Validating machine learning models for the prediction of labour induction intervention using routine data: a registry-based retrospective cohort study at a tertiary hospital in northern Tanzania

Clifford Silver Tarimo1,2, Soumitra S Bhuyan3, Quanman Li1 Michael Johnson J Mahande4, Jian Wu1, Xiaoli Fu1
Publication year: 

Objectives We aimed at identifying the important variables for labour induction intervention and assessing the predictive performance of machine learning algorithms.

Setting We analysed the birth registry data from a referral hospital in northern Tanzania. Since July 2000, every birth at this facility has been recorded in a specific database.

Participants 21 578 deliveries between 2000 and 2015 were included.
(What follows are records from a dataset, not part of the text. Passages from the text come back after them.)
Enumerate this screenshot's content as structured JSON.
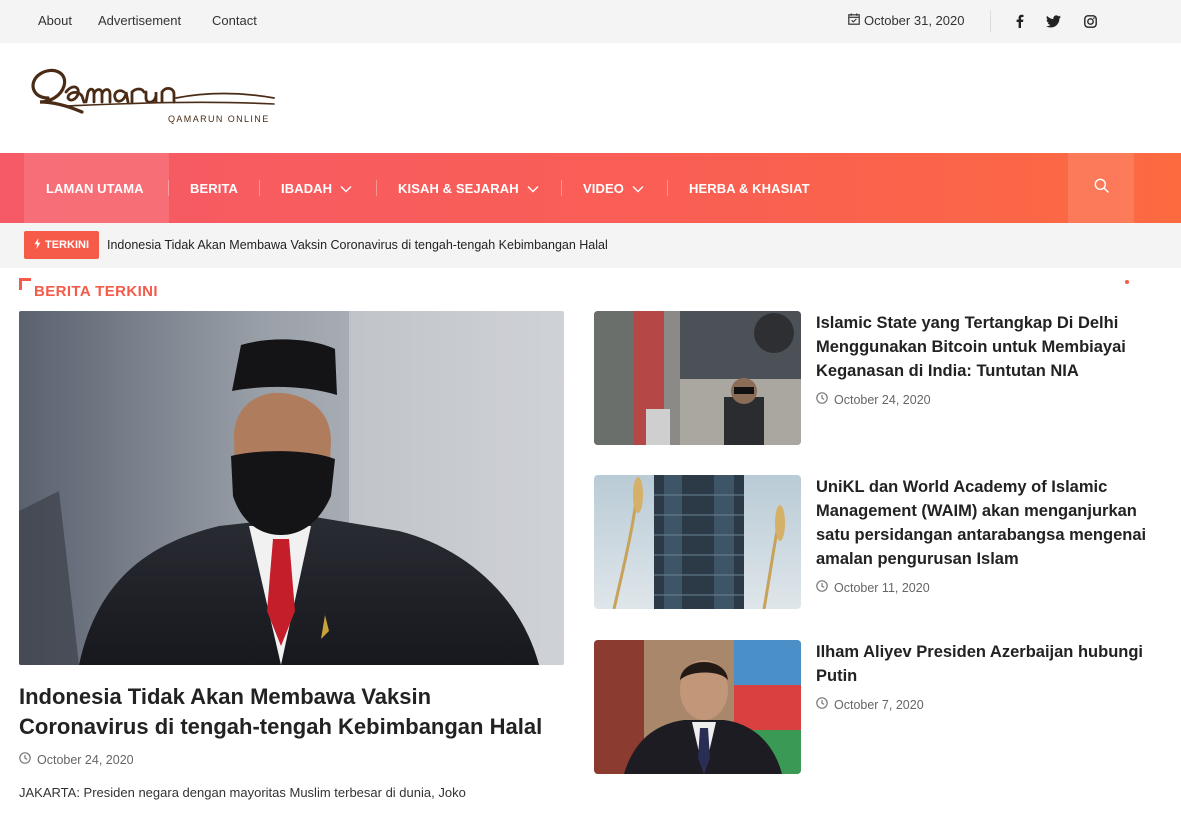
{
  "topbar": {
    "links": [
      "About",
      "Advertisement",
      "Contact"
    ],
    "date": "October 31, 2020",
    "social_icons": [
      "facebook-icon",
      "twitter-icon",
      "instagram-icon"
    ]
  },
  "logo": {
    "script_text": "Qamarun",
    "tagline": "QAMARUN ONLINE"
  },
  "nav": {
    "items": [
      "LAMAN UTAMA",
      "BERITA",
      "IBADAH",
      "KISAH & SEJARAH",
      "VIDEO",
      "HERBA & KHASIAT"
    ],
    "search_icon": "search-icon"
  },
  "ticker": {
    "label": "TERKINI",
    "headline": "Indonesia Tidak Akan Membawa Vaksin Coronavirus di tengah-tengah Kebimbangan Halal"
  },
  "section": {
    "title": "BERITA TERKINI"
  },
  "featured": {
    "title": "Indonesia Tidak Akan Membawa Vaksin Coronavirus di tengah-tengah Kebimbangan Halal",
    "date": "October 24, 2020",
    "excerpt": "JAKARTA: Presiden negara dengan mayoritas Muslim terbesar di dunia, Joko"
  },
  "articles": [
    {
      "title": "Islamic State yang Tertangkap Di Delhi Menggunakan Bitcoin untuk Membiayai Keganasan di India: Tuntutan NIA",
      "date": "October 24, 2020"
    },
    {
      "title": "UniKL dan World Academy of Islamic Management (WAIM) akan menganjurkan satu persidangan antarabangsa mengenai amalan pengurusan Islam",
      "date": "October 11, 2020"
    },
    {
      "title": "Ilham Aliyev Presiden Azerbaijan hubungi Putin",
      "date": "October 7, 2020"
    }
  ],
  "colors": {
    "accent": "#f65a48",
    "nav_start": "#f65a67",
    "nav_end": "#fc6a40"
  }
}
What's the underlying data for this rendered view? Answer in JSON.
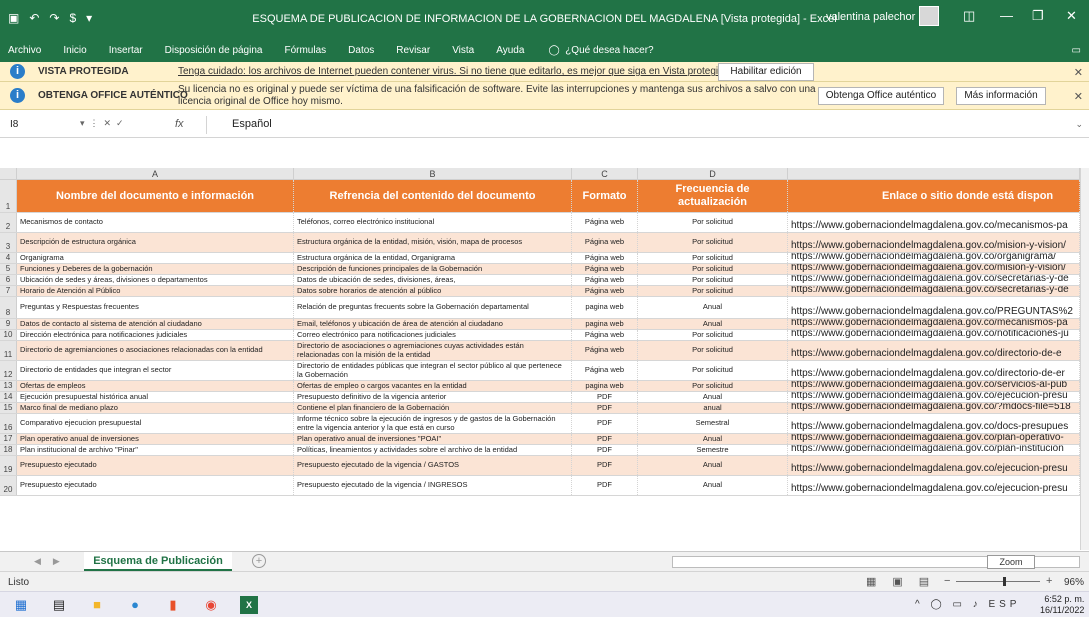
{
  "window": {
    "title": "ESQUEMA DE PUBLICACION DE INFORMACION DE LA GOBERNACION DEL MAGDALENA  [Vista protegida]  -  Excel",
    "user": "valentina palechor"
  },
  "ribbon": {
    "tabs": [
      "Archivo",
      "Inicio",
      "Insertar",
      "Disposición de página",
      "Fórmulas",
      "Datos",
      "Revisar",
      "Vista",
      "Ayuda"
    ],
    "tell_me": "¿Qué desea hacer?"
  },
  "protected_bar": {
    "label": "VISTA PROTEGIDA",
    "message": "Tenga cuidado: los archivos de Internet pueden contener virus. Si no tiene que editarlo, es mejor que siga en Vista protegida.",
    "button": "Habilitar edición"
  },
  "office_bar": {
    "label": "OBTENGA OFFICE AUTÉNTICO",
    "message_line1": "Su licencia no es original y puede ser víctima de una falsificación de software. Evite las interrupciones y mantenga sus archivos a salvo con una",
    "message_line2": "licencia original de Office hoy mismo.",
    "button1": "Obtenga Office auténtico",
    "button2": "Más información"
  },
  "formula_bar": {
    "name_box": "I8",
    "fx": "fx",
    "value": "Español"
  },
  "columns": [
    "A",
    "B",
    "C",
    "D"
  ],
  "header": {
    "row": "1",
    "a": "Nombre del documento e información",
    "b": "Refrencia del contenido del documento",
    "c": "Formato",
    "d": "Frecuencia de actualización",
    "e": "Enlace o sitio donde está dispon"
  },
  "rows": [
    {
      "n": "2",
      "a": "Mecanismos de contacto",
      "b": "Teléfonos, correo electrónico institucional",
      "c": "Página web",
      "d": "Por solicitud",
      "e": "https://www.gobernaciondelmagdalena.gov.co/mecanismos-pa"
    },
    {
      "n": "3",
      "a": "Descripción de estructura orgánica",
      "b": "Estructura orgánica de la entidad, misión, visión, mapa de procesos",
      "c": "Página web",
      "d": "Por solicitud",
      "e": "https://www.gobernaciondelmagdalena.gov.co/mision-y-vision/"
    },
    {
      "n": "4",
      "a": "Organigrama",
      "b": "Estructura orgánica de la entidad,  Organigrama",
      "c": "Página web",
      "d": "Por solicitud",
      "e": "https://www.gobernaciondelmagdalena.gov.co/organigrama/"
    },
    {
      "n": "5",
      "a": "Funciones y Deberes de la gobernación",
      "b": "Descripción de funciones principales de la Gobernación",
      "c": "Página web",
      "d": "Por solicitud",
      "e": "https://www.gobernaciondelmagdalena.gov.co/mision-y-vision/"
    },
    {
      "n": "6",
      "a": "Ubicación de sedes y áreas, divisiones o departamentos",
      "b": "Datos de ubicación de sedes, divisiones, áreas,",
      "c": "Página web",
      "d": "Por solicitud",
      "e": "https://www.gobernaciondelmagdalena.gov.co/secretarias-y-de"
    },
    {
      "n": "7",
      "a": "Horario de Atención al Público",
      "b": "Datos sobre horarios de atención al público",
      "c": "Página web",
      "d": "Por solicitud",
      "e": "https://www.gobernaciondelmagdalena.gov.co/secretarias-y-de"
    },
    {
      "n": "8",
      "a": "Preguntas y Respuestas frecuentes",
      "b": "Relación de preguntas frecuents sobre la Gobernación departamental",
      "c": "pagina web",
      "d": "Anual",
      "e": "https://www.gobernaciondelmagdalena.gov.co/PREGUNTAS%2"
    },
    {
      "n": "9",
      "a": "Datos de contacto al sistema de atención al ciudadano",
      "b": "Email, teléfonos y ubicación de área de atención al ciudadano",
      "c": "pagina web",
      "d": "Anual",
      "e": "https://www.gobernaciondelmagdalena.gov.co/mecanismos-pa"
    },
    {
      "n": "10",
      "a": "Dirección electrónica para notificaciones judiciales",
      "b": "Correo electrónico para notificaciones judiciales",
      "c": "Página web",
      "d": "Por solicitud",
      "e": "https://www.gobernaciondelmagdalena.gov.co/notificaciones-ju"
    },
    {
      "n": "11",
      "a": "Directorio de agremianciones o asociaciones relacionadas con la entidad",
      "b": "Directorio de asociaciones o agremiaciones cuyas actividades están relacionadas con la misión de la entidad",
      "c": "Página web",
      "d": "Por solicitud",
      "e": "https://www.gobernaciondelmagdalena.gov.co/directorio-de-e"
    },
    {
      "n": "12",
      "a": "Directorio de entidades que integran el sector",
      "b": "Directorio de entidades públicas que integran el sector público al que pertenece la Gobernación",
      "c": "Página web",
      "d": "Por solicitud",
      "e": "https://www.gobernaciondelmagdalena.gov.co/directorio-de-er"
    },
    {
      "n": "13",
      "a": "Ofertas de empleos",
      "b": "Ofertas de empleo o cargos vacantes en la entidad",
      "c": "pagina web",
      "d": "Por solicitud",
      "e": "https://www.gobernaciondelmagdalena.gov.co/servicios-al-pub"
    },
    {
      "n": "14",
      "a": "Ejecución presupuestal histórica anual",
      "b": "Presupuesto definitivo de la vigencia anterior",
      "c": "PDF",
      "d": "Anual",
      "e": "https://www.gobernaciondelmagdalena.gov.co/ejecucion-presu"
    },
    {
      "n": "15",
      "a": "Marco final de mediano plazo",
      "b": "Contiene el plan financiero de la Gobernación",
      "c": "PDF",
      "d": "anual",
      "e": "https://www.gobernaciondelmagdalena.gov.co/?mdocs-file=518"
    },
    {
      "n": "16",
      "a": "Comparativo ejecucion presupuestal",
      "b": "Informe técnico sobre la ejecución de ingresos y de gastos de la Gobernación entre la vigencia anterior y la que está en curso",
      "c": "PDF",
      "d": "Semestral",
      "e": "https://www.gobernaciondelmagdalena.gov.co/docs-presupues"
    },
    {
      "n": "17",
      "a": "Plan operativo anual de inversiones",
      "b": "Plan operativo anual de inversiones \"POAI\"",
      "c": "PDF",
      "d": "Anual",
      "e": "https://www.gobernaciondelmagdalena.gov.co/plan-operativo-"
    },
    {
      "n": "18",
      "a": "Plan institucional de archivo \"Pinar\"",
      "b": "Políticas, lineamientos y actividades sobre el archivo de la entidad",
      "c": "PDF",
      "d": "Semestre",
      "e": "https://www.gobernaciondelmagdalena.gov.co/plan-institucion"
    },
    {
      "n": "19",
      "a": "Presupuesto ejecutado",
      "b": "Presupuesto ejecutado de la vigencia / GASTOS",
      "c": "PDF",
      "d": "Anual",
      "e": "https://www.gobernaciondelmagdalena.gov.co/ejecucion-presu"
    },
    {
      "n": "20",
      "a": "Presupuesto ejecutado",
      "b": "Presupuesto ejecutado de la vigencia / INGRESOS",
      "c": "PDF",
      "d": "Anual",
      "e": "https://www.gobernaciondelmagdalena.gov.co/ejecucion-presu"
    }
  ],
  "sheet_tab": "Esquema de Publicación",
  "tooltip": "Zoom",
  "status": {
    "ready": "Listo",
    "zoom": "96%"
  },
  "taskbar": {
    "lang": "ESP",
    "time": "6:52 p. m.",
    "date": "16/11/2022"
  },
  "colors": {
    "excel_green": "#217346",
    "header_orange": "#ed7d31",
    "band_peach": "#fbe4d5",
    "message_yellow": "#fff2cc"
  }
}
Deliveries that lacked information regarding the labour induction status were excluded.

Primary outcome Deliveries involving labour induction intervention.
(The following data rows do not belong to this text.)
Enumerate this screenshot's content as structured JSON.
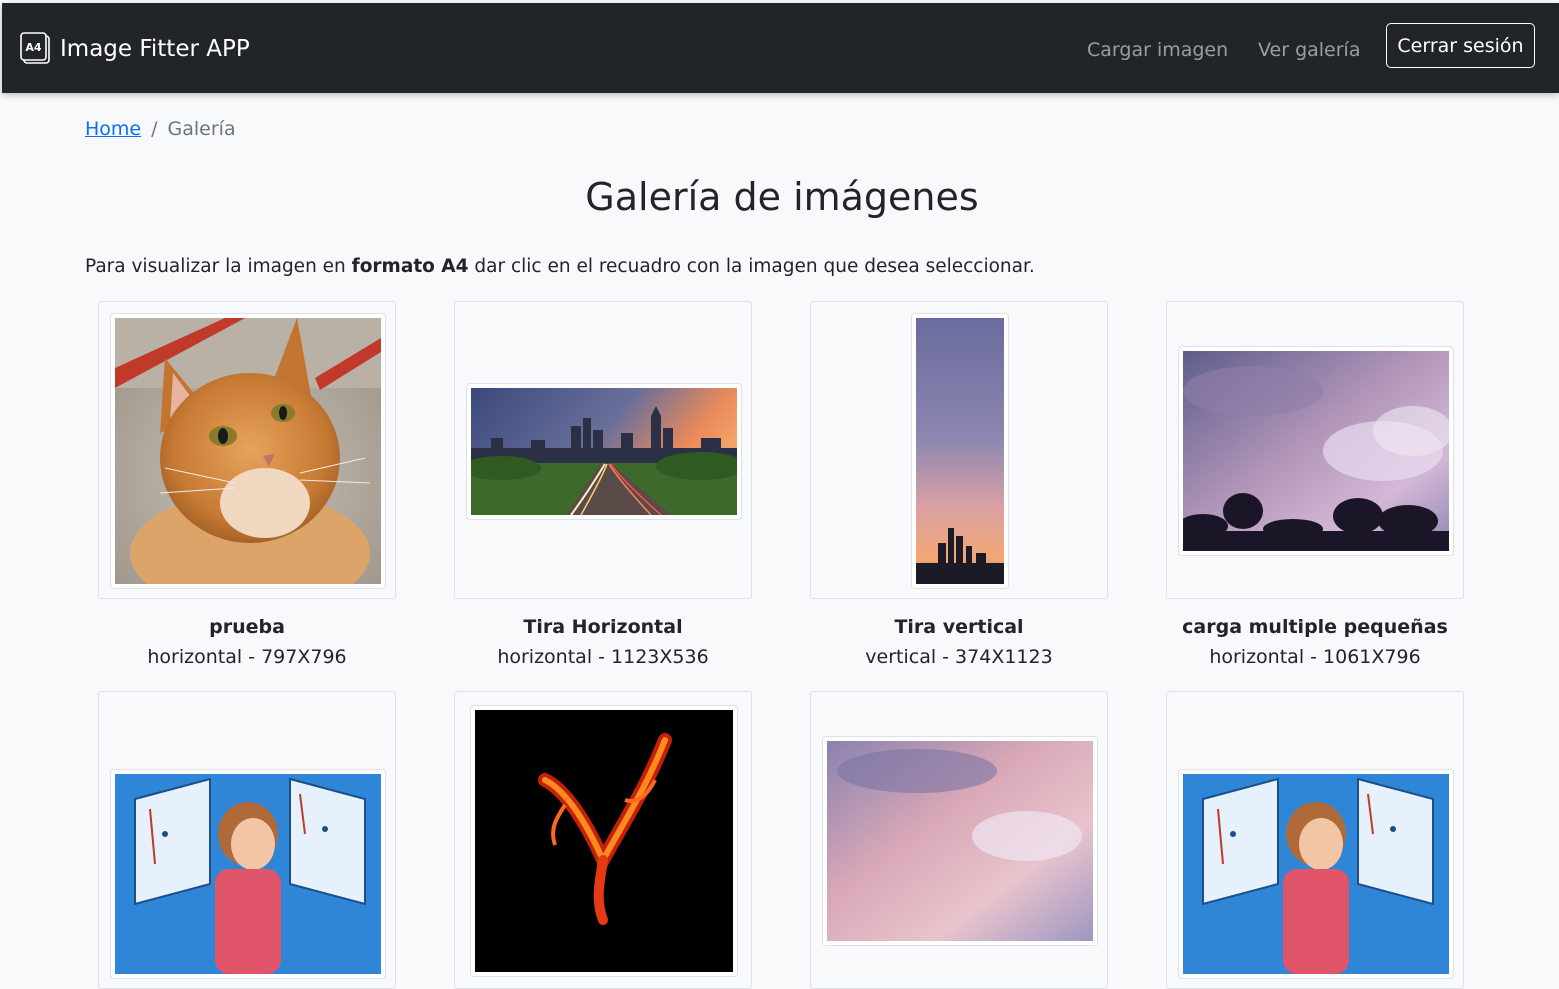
{
  "navbar": {
    "brand_icon_text": "A4",
    "brand": "Image Fitter APP",
    "links": [
      "Cargar imagen",
      "Ver galería"
    ],
    "logout": "Cerrar sesión"
  },
  "breadcrumb": {
    "home": "Home",
    "separator": "/",
    "current": "Galería"
  },
  "page": {
    "title": "Galería de imágenes",
    "intro_before": "Para visualizar la imagen en ",
    "intro_bold": "formato A4",
    "intro_after": " dar clic en el recuadro con la imagen que desea seleccionar."
  },
  "gallery": [
    {
      "name": "prueba",
      "meta": "horizontal - 797X796",
      "image": "orange-cat"
    },
    {
      "name": "Tira Horizontal",
      "meta": "horizontal - 1123X536",
      "image": "city-skyline-highway"
    },
    {
      "name": "Tira vertical",
      "meta": "vertical - 374X1123",
      "image": "sunset-skyline-strip"
    },
    {
      "name": "carga multiple pequeñas",
      "meta": "horizontal - 1061X796",
      "image": "purple-clouds"
    },
    {
      "image": "programmer-illustration"
    },
    {
      "image": "fire-letter-v"
    },
    {
      "image": "pink-clouds"
    },
    {
      "image": "programmer-illustration"
    }
  ],
  "colors": {
    "navbar": "#212529",
    "link": "#0d6efd",
    "muted": "#6c757d",
    "background": "#f8f9fa"
  }
}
Results Parity, maternal age, body mass index, gestational age and birth weight were all found to be important predictors of labour induction. Boosting method demonstrated the best discriminative performance (area under curve, AUC=0.75: 95% CI (0.73 to 0.76)) while logistic regression presented the least (AUC=0.71: 95% CI (0.70 to 0.73)). Random forest and boosting algorithms showed the highest net-benefits as per the decision curve analysis.

Conclusion All of the machine learning algorithms performed well in predicting the likelihood of labour induction intervention. Further optimisation of these classifiers through hyperparameter tuning may result in an improved performance. Extensive research into the performance of other classifier algorithms is warranted.